There are three parts: First, I’ll go through some policy basics. This section’s fairly short, since this is a more advanced session. Next, I’ll explore how to reason and think about policy evaluation. When I explain this in a certain way with customers, I can often see them get it and the lightbulbs go on. This provides them with the foundation to go back and work with their teams to create better permissions rules. Finally, I go into some specific policy types and where you can use these, so people have a framework for understanding different policy types. This section includes use cases for how and why you might use different types. My favorite part of the sessions is at the end: I go through some of my favorite complex use cases and show the real power and granularity of the AWS permissions model.
What are you hoping that your audience will take away from your session?
I want them to have a deeper understanding of the power of our policies. And, honestly, I want them to go play and explore. So many times, when we’re setting up permissions, we’re trying to get something done, and so we go through the set-up really quickly—and I should stress that my team is working to make that set-up quicker and easier. But if you’re part of a central security team, and you spend a little time exploring the ninja moves that I’m going to explain in my session, you can more easily scale your permissions management. Spending just a little bit of up-front cost to explore and figure out how things work will make your permissions management much easier.
Any tips for first-time conference attendees?
Two tips: One, be sure to go to sessions that interest you, even if you know nothing about the topic. At the end of the day, the conference is a chance for you to explore. Two, try spending some time outside. Being indoors all day can be more draining than you think. A little outdoor time helps keep your energy level up.
What does cloud security mean to you, personally?
Permissions are critical to running workloads in the cloud. Here’s why I’m passionate about this topic. Permissions enable people to build without getting themselves into trouble accidentally. The easier that AWS makes permissions (and managing permission in the cloud), the easier and faster it is for customers to onboard workloads to AWS—and the easier and faster it is for builders to build on AWS. And that’s what really inspires me. If builders are blocked because they don’t have access to something that they should, it’s a frustrating experience. It also means they’re not building the next cool app I didn’t know I needed, solving healthcare challenges, or innovating as fast as they can. My goal, and what I love about my work, is getting to innovate in ways that make security easier by default. People can operate safely in the cloud, and they can still move fast to build exciting things.

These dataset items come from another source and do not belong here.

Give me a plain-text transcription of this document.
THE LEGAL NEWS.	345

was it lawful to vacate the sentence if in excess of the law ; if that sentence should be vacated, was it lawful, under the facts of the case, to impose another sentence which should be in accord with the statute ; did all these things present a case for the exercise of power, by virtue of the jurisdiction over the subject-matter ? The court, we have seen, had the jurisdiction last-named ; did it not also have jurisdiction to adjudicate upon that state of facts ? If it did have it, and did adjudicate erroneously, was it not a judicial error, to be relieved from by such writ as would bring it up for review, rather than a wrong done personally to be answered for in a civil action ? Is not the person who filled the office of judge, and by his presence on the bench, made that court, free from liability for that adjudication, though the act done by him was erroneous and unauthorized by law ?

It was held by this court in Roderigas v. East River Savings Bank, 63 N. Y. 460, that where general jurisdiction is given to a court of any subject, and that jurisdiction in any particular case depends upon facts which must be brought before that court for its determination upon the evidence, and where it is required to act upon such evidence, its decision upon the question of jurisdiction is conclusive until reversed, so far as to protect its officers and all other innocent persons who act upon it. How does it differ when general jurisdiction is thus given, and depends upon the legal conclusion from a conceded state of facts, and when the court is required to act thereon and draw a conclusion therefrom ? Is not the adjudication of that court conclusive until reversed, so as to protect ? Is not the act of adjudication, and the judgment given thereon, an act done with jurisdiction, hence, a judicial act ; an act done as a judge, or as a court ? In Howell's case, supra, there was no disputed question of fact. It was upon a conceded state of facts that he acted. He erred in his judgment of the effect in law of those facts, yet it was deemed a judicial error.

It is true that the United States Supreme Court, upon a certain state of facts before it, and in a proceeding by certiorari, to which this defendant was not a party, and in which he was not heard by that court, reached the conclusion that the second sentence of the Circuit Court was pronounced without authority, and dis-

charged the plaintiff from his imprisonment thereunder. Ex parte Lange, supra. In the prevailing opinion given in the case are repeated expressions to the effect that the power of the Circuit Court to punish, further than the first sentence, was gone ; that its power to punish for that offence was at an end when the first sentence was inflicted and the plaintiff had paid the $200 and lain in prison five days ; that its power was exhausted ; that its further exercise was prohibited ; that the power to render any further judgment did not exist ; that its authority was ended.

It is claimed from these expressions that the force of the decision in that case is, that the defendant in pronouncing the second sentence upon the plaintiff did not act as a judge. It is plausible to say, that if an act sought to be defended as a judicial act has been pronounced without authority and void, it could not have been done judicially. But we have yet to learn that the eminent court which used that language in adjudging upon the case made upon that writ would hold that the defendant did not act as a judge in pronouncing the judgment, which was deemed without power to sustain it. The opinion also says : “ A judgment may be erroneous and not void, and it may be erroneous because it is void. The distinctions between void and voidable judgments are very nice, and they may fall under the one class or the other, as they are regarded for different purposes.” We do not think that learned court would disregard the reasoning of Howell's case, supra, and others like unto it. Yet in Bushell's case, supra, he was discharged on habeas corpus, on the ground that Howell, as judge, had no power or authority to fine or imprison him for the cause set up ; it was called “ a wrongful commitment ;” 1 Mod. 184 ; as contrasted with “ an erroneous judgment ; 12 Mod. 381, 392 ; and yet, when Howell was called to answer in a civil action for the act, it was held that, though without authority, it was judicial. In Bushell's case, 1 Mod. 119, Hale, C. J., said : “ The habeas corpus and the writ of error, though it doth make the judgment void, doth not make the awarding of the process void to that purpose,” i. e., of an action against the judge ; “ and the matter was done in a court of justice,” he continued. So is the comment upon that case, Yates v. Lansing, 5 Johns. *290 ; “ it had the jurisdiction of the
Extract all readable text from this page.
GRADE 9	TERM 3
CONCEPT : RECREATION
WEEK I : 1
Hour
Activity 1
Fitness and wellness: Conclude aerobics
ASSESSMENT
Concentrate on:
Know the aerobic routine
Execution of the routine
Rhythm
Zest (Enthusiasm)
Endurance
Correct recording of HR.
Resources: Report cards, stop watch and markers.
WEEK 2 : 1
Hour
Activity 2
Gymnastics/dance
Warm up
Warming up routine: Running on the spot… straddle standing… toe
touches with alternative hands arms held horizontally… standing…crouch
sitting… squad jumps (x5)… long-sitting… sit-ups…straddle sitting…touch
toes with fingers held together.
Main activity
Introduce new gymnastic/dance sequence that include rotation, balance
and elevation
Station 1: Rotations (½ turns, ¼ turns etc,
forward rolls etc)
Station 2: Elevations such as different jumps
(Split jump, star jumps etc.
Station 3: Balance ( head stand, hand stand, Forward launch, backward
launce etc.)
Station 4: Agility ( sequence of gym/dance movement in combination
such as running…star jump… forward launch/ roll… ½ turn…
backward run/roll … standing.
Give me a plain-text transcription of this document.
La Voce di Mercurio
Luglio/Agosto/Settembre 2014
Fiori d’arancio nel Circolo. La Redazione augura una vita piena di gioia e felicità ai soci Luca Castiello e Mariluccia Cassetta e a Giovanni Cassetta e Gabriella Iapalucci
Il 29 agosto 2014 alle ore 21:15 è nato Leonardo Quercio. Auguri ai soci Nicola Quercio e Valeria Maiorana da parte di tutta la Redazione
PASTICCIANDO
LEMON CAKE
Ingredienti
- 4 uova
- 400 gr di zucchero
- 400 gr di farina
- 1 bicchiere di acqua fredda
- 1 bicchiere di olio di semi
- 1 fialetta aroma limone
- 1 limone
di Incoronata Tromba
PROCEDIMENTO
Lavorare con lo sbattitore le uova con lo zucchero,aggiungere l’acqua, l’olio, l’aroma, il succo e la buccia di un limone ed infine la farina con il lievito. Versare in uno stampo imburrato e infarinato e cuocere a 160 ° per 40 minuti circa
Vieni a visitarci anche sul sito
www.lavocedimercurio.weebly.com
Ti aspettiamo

In your opinion, what’s a challenge facing cloud security teams right now?
AWS innovates really quickly. We send out a lot of new features that continually change the game in terms of how a central security team can approach security, monitor security, or author their permissions. Keeping up with all of this game-changing information is really, really hard. I follow Twitter and the What’s New announcements for up to date information, and of course the AWS Security Blog.
Five years from now, what changes do you think we’ll see across the security/compliance landscape?
I think we’ll see more preventative security controls turned on by default, rather than controls that rely on you to go turn them on. If you have a use case where you need to turn things off, you’ll still be able to do so. But I think turned on will become the new default, and that more management tools and services will be able to “do” security for you. This might mean that the job of the central security team will move away from building out systems and toward consuming information that comes from these systems and using it to make judgment calls based on environment and workload.
If you had to pick any other job, what would you want to do with your life?
I’ve always thought it would be fun to build and run my own sleep-away camp for girls. I’m an avid horseback rider, so there would be a lot of horseback riding. If I had to do something else, I’d go buy a plot of land somewhere and make it happen.